# Parabolas Set 3

**Example – 5**

From a variable point *P* on a fixed normal to the parabola \({y^2} = 4ax,\) two more normals are drawn to the parabola to intersect it at *Q* and *R*. Show that the variable chord *QR* will have a fixed slope.

**Solution:** Let *P* be thepoint (*h, k*).
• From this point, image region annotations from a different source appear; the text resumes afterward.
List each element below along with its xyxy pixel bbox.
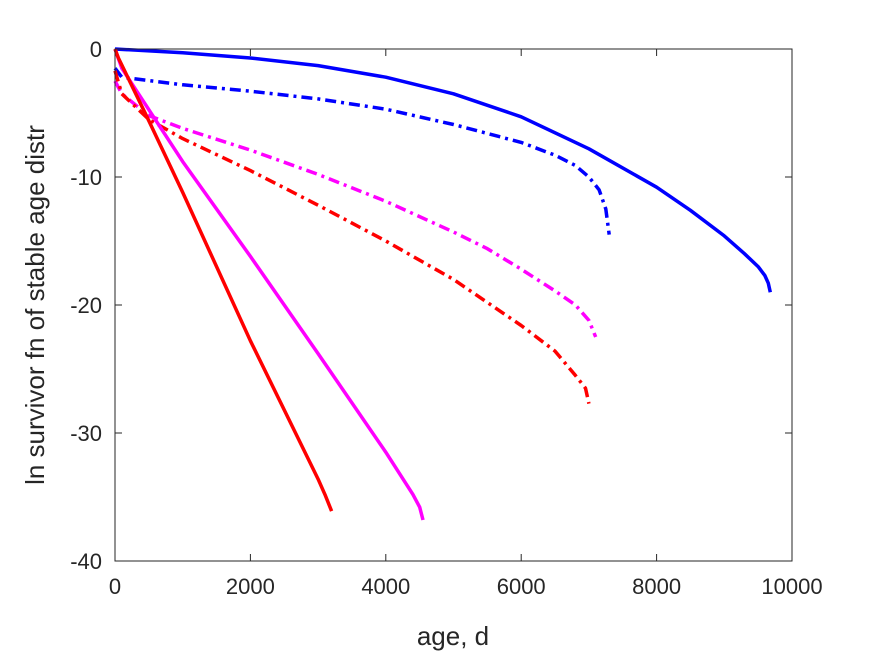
y-tick-label: 0 (90, 37, 102, 62)
series-line-2 (113, 67, 611, 235)
series-line-5 (113, 48, 425, 521)
x-axis-title: age, d (417, 621, 489, 651)
x-tick-label: 4000 (361, 574, 410, 599)
series-line-6 (113, 48, 334, 512)
axes-layer: 0 2000 4000 6000 8000 10000 -40 -30 -20 -10 0 (70, 37, 822, 599)
plot-background (115, 49, 792, 561)
x-tick-label: 2000 (226, 574, 275, 599)
series-line-1 (114, 47, 773, 293)
y-tick-label: -20 (70, 293, 102, 318)
y-tick-label: -10 (70, 165, 102, 190)
x-tick-label: 10000 (761, 574, 822, 599)
x-tick-label: 6000 (497, 574, 546, 599)
y-tick-label: -30 (70, 421, 102, 446)
series-line-4 (113, 70, 591, 404)
y-tick-label: -40 (70, 549, 102, 574)
x-tick-label: 8000 (632, 574, 681, 599)
series-layer (113, 47, 773, 521)
y-axis-title: ln survivor fn of stable age distr (20, 125, 50, 485)
x-tick-label: 0 (109, 574, 121, 599)
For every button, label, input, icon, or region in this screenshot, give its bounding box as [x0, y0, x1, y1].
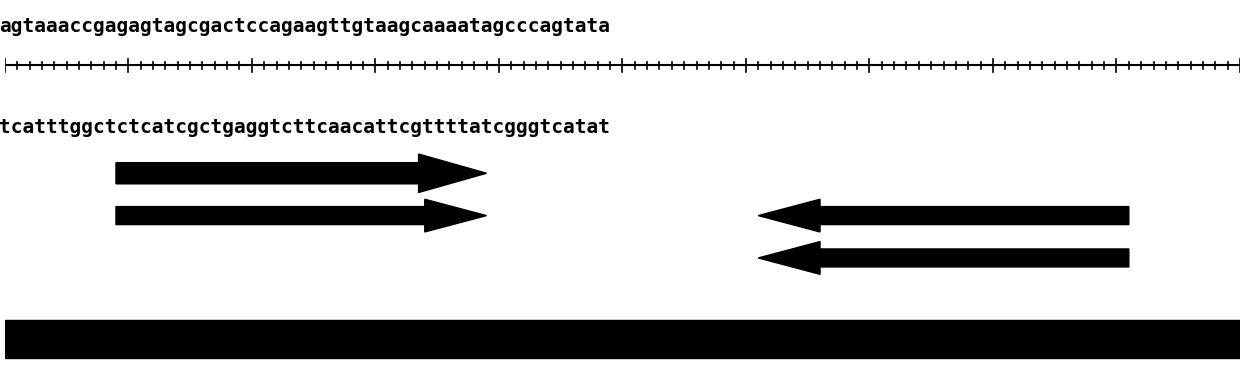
Text: tcatttggctctcatcgctgaggtcttcaacattcgttttatcgggtcatat: tcatttggctctcatcgctgaggtcttcaacattcgtttt… — [0, 117, 610, 137]
Bar — [5, 320, 1240, 358]
Text: agtaaaccgagagtagcgactccagaagttgtaagcaaaatagcccagtata: agtaaaccgagagtagcgactccagaagttgtaagcaaaa… — [0, 17, 610, 37]
Polygon shape — [117, 199, 486, 232]
Polygon shape — [759, 199, 1128, 232]
Polygon shape — [759, 242, 1128, 274]
Polygon shape — [117, 154, 486, 192]
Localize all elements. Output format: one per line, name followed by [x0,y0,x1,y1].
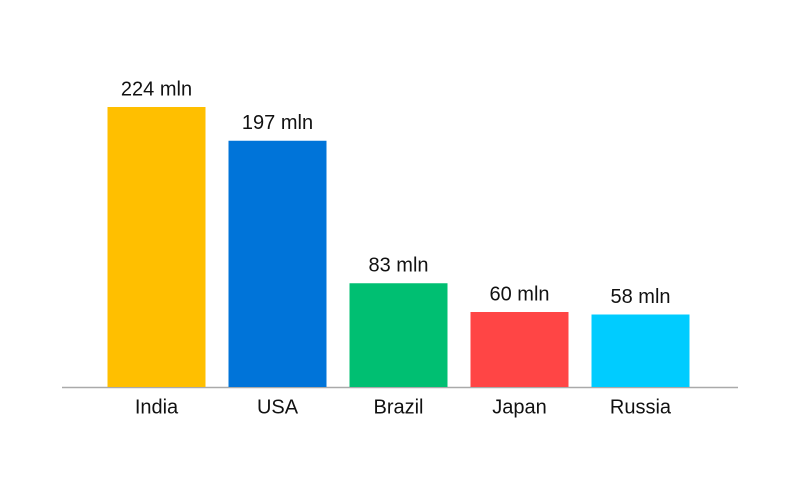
bar [349,283,448,387]
x-tick-label: Japan [492,396,547,418]
x-tick-label: India [135,396,179,418]
bar [591,314,690,387]
value-label: 224 mln [121,78,192,100]
bar [107,107,206,387]
x-tick-label: Brazil [373,396,423,418]
bar [470,312,569,387]
value-label: 197 mln [242,112,313,134]
x-tick-label: Russia [610,396,672,418]
value-label: 60 mln [489,283,549,305]
value-label: 83 mln [368,255,428,277]
bar [228,140,327,387]
x-tick-label: USA [257,396,299,418]
value-label: 58 mln [610,286,670,308]
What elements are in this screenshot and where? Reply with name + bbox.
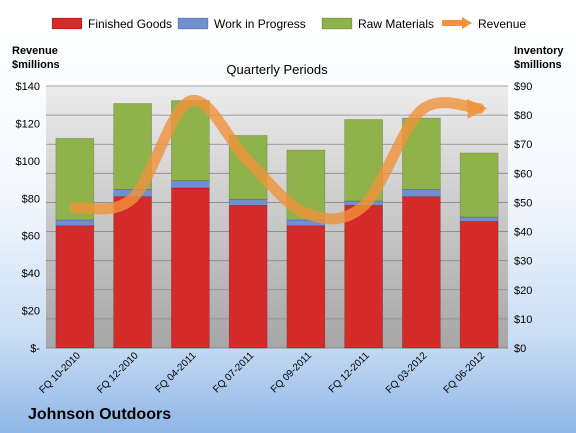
revenue-tick-label: $-	[30, 343, 40, 355]
legend-swatch	[177, 17, 209, 30]
inventory-tick-label: $10	[514, 314, 532, 326]
right-axis-ticks: $0 $10 $20 $30 $40 $50 $60 $70 $80 $90	[514, 81, 532, 355]
category-label: FQ 12-2010	[95, 350, 141, 396]
left-axis-ticks: $- $20 $40 $60 $80 $100 $120 $140	[16, 81, 41, 355]
bar-raw-materials	[459, 152, 499, 218]
legend-swatch	[51, 17, 83, 30]
inventory-tick-label: $30	[514, 256, 532, 268]
revenue-tick-label: $80	[22, 193, 40, 205]
category-label: FQ 09-2011	[269, 350, 314, 395]
inventory-tick-label: $50	[514, 197, 532, 209]
revenue-tick-label: $40	[22, 268, 40, 280]
axis-titles: Revenue $millions Inventory $millions Quarte…	[12, 45, 564, 77]
bar-finished-goods	[171, 187, 210, 349]
revenue-tick-label: $120	[16, 118, 40, 130]
category-label: FQ 04-2011	[154, 350, 199, 395]
bar-finished-goods	[228, 205, 268, 349]
revenue-line	[69, 95, 488, 225]
category-label: FQ 03-2012	[384, 350, 430, 396]
left-axis-title: Revenue	[12, 45, 58, 57]
revenue-tick-label: $140	[16, 81, 40, 93]
legend-label: Finished Goods	[88, 17, 172, 31]
bar-work-in-progress	[228, 199, 268, 206]
legend-label: Revenue	[478, 17, 526, 31]
legend-arrow-icon	[462, 17, 472, 29]
category-label: FQ 07-2011	[211, 350, 256, 395]
inventory-tick-label: $20	[514, 285, 532, 297]
right-axis-title: Inventory	[514, 45, 564, 57]
category-label: FQ 06-2012	[442, 350, 488, 396]
revenue-tick-label: $100	[16, 156, 40, 168]
bar-work-in-progress	[459, 216, 499, 222]
legend-label: Raw Materials	[358, 17, 434, 31]
bar-finished-goods	[286, 225, 326, 349]
revenue-line-path	[69, 95, 488, 225]
inventory-tick-label: $80	[514, 110, 532, 122]
bar-work-in-progress	[402, 189, 441, 197]
legend: Finished Goods Work in Progress Raw Materi…	[51, 17, 526, 31]
bar-finished-goods	[459, 221, 499, 349]
legend-swatch	[321, 17, 353, 30]
left-axis-title: $millions	[12, 59, 60, 71]
inventory-tick-label: $70	[514, 139, 532, 151]
bar-work-in-progress	[171, 180, 210, 189]
bar-finished-goods	[344, 205, 383, 349]
category-labels: FQ 10-2010 FQ 12-2010 FQ 04-2011 FQ 07-2011…	[37, 350, 487, 396]
revenue-tick-label: $20	[22, 306, 40, 318]
inventory-tick-label: $40	[514, 227, 532, 239]
right-axis-title: $millions	[514, 59, 562, 71]
inventory-tick-label: $0	[514, 343, 526, 355]
inventory-tick-label: $90	[514, 81, 532, 93]
revenue-tick-label: $60	[22, 231, 40, 243]
bar-finished-goods	[55, 225, 95, 349]
inventory-tick-label: $60	[514, 168, 532, 180]
bar-work-in-progress	[55, 219, 95, 227]
chart-title: Quarterly Periods	[226, 62, 328, 77]
bar-finished-goods	[402, 196, 441, 349]
category-label: FQ 10-2010	[37, 350, 83, 396]
bar-finished-goods	[113, 196, 152, 349]
category-label: FQ 12-2011	[327, 350, 372, 395]
legend-label: Work in Progress	[214, 17, 306, 31]
company-name: Johnson Outdoors	[28, 406, 172, 423]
An arbitrary normal to the given parabola can be written as \[y = mx - 2am - a{m^3}\] and if this passes through *P*, we have

\[k = mh - 2am - a{m^3} \qquad \dots \left( 1 \right)\]

Now,this cubic has three roots, say \({m_1},\,\,{m_2}\;{\rm{ and}}\;{\rm{ }}{m_3},\) and of which one say \({m_1}\), is fixed, equal to the slope of the fixed normal.The other two slopes are variable and thus the points of intersection of the other two normals through \(P\,\,\{Q(am_2^2,\, - 2a{m_2}){\rm{\;\; }}and{\rm{ \;\;}}R(am_3^2,\, - 2a{m_3})\} \) are also variable.

From (1), we have

\[{m_1} + {m_2} + {m_3} = 0 \qquad \dots \left( 2 \right)\]

The slope of *QR* is

\[\begin{align}m&= \frac{{2a({m_2}- {m_3})}}{{a(m_3^2 - m_2^2)}}\\\\&= \frac{2}{{ -({m_2} + {m_3})}}\\\\&=\frac{2}{{{m_1}}}\qquad \qquad \qquad\left( {{\rm{from }}\left( 2 \right)} \right)\end{align}\]

This shows that m, the slope of QR, is fixed since \({m_1}\) is fixed.

**Example – 6**

Find the locus of the point of intersection of those normals to the parabola \({x^2} = 8y\) which are at right angles to each other.

**Solution:** We have already discussed a very similar question earlier. The point of including this question here is that the equation to the parabola has been given not in the standard form \({y^2} = 4ax\) but in the form \({x^2} = 4ay:\) this means that in all the formulae that we use, *x* and *y* must be interchanged.

Thus,the equation of an arbitrary normal to \({x^2}= 8y\) can be written as

\[x = my - 4m - 2{m^3}\]

If this passes through \(P(h,k),\) we obtain

\[h = km - 4m - 2{m^3} \qquad \quad \dots \left( 1 \right)\]

This cubic has three roots, say \({m_1},\,{m_2}{\rm{ }}\;and\;{\rm{ }}{m_3}.\) Since two of the normals are perpendicular, we can take \({m_1}{m_2}\) equal to –1.

From (1), we have

\[\begin{align}& {m_1} + {m_2} +{m_3} = 0\\\\&{m_1}{m_2} + {m_2}{m_3} + {m_3}{m_1} = - \frac{k}{2} + 2\\\\&{m_1}{m_2}{m_3}= - \frac{h}{2}\end{align}\]

Using \({m_1}{m_2} = - 1\) and these three equations, arelation involving only *h* and *k* can easily be obtained:

\[{h^2} - 2k + 12 = 0\]

Thus,the required locus is

\[{x^2} - 2y + 12 = 0\]